Today is National Honesty Day, no joke. But it is ironic that the person who invented this “holiday” was the Press Secretary for an ex-Governor of Maryland, M Hirsh Goldberg. Just when Baltimore is looking for some answers from its police force and its mayor, we are forced to listen to the “truthiness” of political spin in the wake of Freddie Gray’s murder in police custody. And tomorrow won’t deliver any more answers. Makes you long for that French policeman after that German co-pilot plunged his jet into a mountain.
We couldn’t believe it, he was giving us the facts, and talking to us like adults.
But what if politicians did just start saying what they really thought? And then they needn’t apologize for it; today, Hillary and Jeb, tell us what you really think about the criminal justice system in our country. Explain to us why 98% of Black males in New York between the ages of 18 and 20 can expect some sort of interaction with the criminal justice system.
I’ve talked about UVA’s Miller Center before, but this latest American Forum titled “Arresting Citizenship: Consequences of American Crime Control” happened before Baltimore. http://millercenter.org/events/2015/arresting-citizenship-consequences-of-american-crime-control-rebroadcast
Yale University Assistant Prof of Political Science and African American Studies, Vesla M Weaver, spoke quite candidly about the decline of our democratic process in poor urban areas of the country. About how once misdemeanors a few decades ago have become felonies. About how people in these blighted neighborhoods have learned not to drive with more than two other Blacks in the car, since they will most likely be stopped by police. About how they must learn to avoid walking through certain streets since they may be targeted by police. About how they live day to day fenced inbetween a police station, a courthouse and a jail; a Bermuda triangle of poverty.
Weaver wrote a book that should be on the nightstand of every big city Mayor, and every Presidential candidate – “Arresting Citizenship: The Democratic Consequences of American Crime Control,” it explores the effects of increasing punishment and surveillance in America on democratic inclusion, particularly for the black urban poor.”

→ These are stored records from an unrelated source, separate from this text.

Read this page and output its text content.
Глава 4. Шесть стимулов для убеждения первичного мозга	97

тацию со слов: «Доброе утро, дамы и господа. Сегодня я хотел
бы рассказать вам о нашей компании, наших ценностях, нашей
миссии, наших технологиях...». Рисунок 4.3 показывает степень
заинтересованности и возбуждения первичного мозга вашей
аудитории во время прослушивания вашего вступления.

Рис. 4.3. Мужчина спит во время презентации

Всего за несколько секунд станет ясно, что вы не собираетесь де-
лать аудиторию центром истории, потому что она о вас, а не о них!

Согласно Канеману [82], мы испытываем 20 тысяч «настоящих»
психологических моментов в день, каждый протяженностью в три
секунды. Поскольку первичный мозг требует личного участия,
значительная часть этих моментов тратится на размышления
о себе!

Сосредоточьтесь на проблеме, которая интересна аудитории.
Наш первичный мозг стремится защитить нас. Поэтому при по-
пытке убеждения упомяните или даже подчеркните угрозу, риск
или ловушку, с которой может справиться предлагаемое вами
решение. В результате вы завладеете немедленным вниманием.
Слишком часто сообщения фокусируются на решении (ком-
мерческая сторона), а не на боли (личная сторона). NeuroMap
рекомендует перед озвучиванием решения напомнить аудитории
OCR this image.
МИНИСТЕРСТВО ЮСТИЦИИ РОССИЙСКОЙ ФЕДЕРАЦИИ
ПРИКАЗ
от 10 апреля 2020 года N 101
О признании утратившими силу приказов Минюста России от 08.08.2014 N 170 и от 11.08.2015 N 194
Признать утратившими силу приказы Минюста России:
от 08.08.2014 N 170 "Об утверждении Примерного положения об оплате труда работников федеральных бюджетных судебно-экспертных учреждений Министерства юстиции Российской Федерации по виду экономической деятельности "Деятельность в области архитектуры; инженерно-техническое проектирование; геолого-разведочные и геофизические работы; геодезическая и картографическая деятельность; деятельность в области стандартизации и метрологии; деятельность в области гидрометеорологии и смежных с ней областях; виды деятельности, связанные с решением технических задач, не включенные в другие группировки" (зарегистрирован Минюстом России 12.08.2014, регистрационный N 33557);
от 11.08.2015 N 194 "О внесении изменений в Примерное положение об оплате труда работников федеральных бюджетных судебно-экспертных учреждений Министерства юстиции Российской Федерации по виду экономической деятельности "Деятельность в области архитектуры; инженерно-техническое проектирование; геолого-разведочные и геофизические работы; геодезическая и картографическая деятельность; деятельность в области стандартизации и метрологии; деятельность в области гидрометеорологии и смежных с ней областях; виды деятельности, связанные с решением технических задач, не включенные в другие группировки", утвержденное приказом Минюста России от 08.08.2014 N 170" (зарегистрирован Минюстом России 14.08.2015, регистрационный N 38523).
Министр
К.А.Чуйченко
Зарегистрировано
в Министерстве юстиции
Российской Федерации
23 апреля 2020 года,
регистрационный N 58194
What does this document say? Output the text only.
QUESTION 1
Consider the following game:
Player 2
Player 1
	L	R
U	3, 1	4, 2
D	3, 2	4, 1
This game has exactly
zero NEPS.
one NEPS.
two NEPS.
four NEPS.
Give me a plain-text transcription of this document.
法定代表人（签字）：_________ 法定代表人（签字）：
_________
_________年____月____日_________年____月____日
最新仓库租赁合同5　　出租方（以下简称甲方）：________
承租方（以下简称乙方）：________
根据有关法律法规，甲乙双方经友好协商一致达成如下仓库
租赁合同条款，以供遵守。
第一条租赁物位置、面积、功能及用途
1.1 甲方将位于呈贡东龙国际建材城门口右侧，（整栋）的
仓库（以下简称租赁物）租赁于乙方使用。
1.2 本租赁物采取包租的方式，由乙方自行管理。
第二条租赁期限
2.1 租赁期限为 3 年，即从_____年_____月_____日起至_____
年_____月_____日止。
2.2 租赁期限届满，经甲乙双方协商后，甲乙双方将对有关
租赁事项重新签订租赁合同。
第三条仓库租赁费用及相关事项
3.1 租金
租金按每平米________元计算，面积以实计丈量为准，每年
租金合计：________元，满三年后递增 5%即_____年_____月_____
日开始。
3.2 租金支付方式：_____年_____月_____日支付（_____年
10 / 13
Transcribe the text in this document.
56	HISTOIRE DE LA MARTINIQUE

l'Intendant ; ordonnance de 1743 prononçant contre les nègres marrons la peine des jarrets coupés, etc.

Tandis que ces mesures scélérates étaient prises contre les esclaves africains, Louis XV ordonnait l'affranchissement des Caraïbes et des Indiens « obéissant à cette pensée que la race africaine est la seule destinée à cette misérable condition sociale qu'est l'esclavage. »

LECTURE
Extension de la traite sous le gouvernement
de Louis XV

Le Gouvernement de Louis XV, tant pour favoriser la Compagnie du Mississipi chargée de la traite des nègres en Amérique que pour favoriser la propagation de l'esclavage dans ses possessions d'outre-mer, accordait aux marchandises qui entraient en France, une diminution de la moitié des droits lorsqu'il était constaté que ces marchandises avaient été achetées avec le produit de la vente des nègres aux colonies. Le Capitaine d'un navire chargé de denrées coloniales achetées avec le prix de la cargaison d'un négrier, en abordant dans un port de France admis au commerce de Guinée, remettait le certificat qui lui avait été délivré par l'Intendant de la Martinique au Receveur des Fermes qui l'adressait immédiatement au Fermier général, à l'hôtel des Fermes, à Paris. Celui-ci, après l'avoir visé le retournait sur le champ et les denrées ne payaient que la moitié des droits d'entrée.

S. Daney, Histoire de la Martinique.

And every single person we interviewed in the book, their earliest encounter with the state, with the criminal justice state, was before the age of 15. Ok? So what they revealed to us what that maybe sometimes later on in their youth was that they had something more serious. But early on they’re coming to know the criminal justice system in a way that white suburban youth are not. You know, they’re going to basketball games, they’re going to high school. They’re not being stopped by police. Um so there’s been this disassociation between criminal population and the custodial population and it’s important to make that disaggregation because it’s very easy to say well you know they’ve done bad things right? Um many people in their adolescence, and if you go back to this longitudinal study that I mentioned 50% of the population reports doing something that could have landed them a misdemeanor or even a felony. Right? But a very small percentage of that group is actually having criminal justice contact.